Adds ARC’s LeRoy, “The objective behind Open O&M is to share information regarding the right time to do maintenance based on the health of equipment, coupled with the best time to bring an asset down given operational demands.”
Open O&M has only been active a couple years: in fact, a recent Internet search generated just more than 500 references. Alan Johnson, president of MIMOSA, hopes that will change, and is involved in pushing it forward.
“MIMOSA grew out of a concern for risk management,” says Johnson, “but the old integration model won’t work anymore. We have to go up an order of magnitude. Standards become the enabler. The owner operators are key to this.”
Open O&M recently formed an owner-operator steering team, of which Mike Brooks of Chevron is acting chair.

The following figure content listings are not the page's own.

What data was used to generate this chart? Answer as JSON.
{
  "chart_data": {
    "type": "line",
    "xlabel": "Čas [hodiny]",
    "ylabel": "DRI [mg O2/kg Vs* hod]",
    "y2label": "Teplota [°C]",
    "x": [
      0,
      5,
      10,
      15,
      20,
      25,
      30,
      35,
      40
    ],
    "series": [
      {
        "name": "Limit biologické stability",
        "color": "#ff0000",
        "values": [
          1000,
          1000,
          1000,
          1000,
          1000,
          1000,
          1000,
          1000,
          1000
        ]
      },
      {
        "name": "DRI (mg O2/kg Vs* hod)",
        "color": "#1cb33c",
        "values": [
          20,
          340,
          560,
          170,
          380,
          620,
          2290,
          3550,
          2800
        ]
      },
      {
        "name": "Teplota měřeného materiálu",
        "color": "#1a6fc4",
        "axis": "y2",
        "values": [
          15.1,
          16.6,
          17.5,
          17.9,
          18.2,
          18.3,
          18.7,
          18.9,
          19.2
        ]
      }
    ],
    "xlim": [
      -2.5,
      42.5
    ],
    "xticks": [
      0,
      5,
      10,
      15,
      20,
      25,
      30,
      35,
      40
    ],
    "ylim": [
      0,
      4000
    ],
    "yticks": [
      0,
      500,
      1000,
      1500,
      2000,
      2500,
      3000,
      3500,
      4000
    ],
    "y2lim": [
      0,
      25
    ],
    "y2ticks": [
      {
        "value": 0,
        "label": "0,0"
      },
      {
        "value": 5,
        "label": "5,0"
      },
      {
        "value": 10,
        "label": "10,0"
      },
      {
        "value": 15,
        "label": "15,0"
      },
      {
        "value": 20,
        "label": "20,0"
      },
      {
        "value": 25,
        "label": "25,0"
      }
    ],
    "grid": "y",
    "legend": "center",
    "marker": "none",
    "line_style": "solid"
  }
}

“In looking to design Chevron’s next-generation IT architecture infrastructure, we decided we’d be far better off sharing intellectual property with others to influence vendors to solve the problem,” says Brooks. “Vendors tend to talk about screens and reports, but those are only artifacts that follow the work process. We need owner operators involved in shaping the standards to ensure solutions aren’t imposed on the work, but fit the process that needs to get done. Open O&M gives us the best map that ties all the pieces together.”
|Aberdeen Group uses four key performance indicators to assess and segment best-in-class performers from the rest. Two of the four involve physical assets—i.e., overall equipment effectiveness (OEE), and asset effectiveness. The other two concern business performance: i.e., on-time delivery, and plant throughput.|
Looking at asset performance management within a refinery, “If you want to manage maintenance of a large compressor, you have to combine information from the maintenance system with the lab system and the quality system,” Brooks adds. “It’s only when you see all of that together that you can manage maintenance and plant operations performance effectively.”
Brooks began evangelizing for a new approach to achieve superior asset performance management within Chevron while searching in the public domain for the best approach to engineer it. That was how he encountered Open O&M. Once he understood its charter, he gladly joined the effort.
“I don’t want a special solution for Chevron. I don’t even want one for oil and gas. Vendors obviously need to build a solution they can make money selling, but it’s in the best interest of long-term asset performance to define the requirements for what is needed.”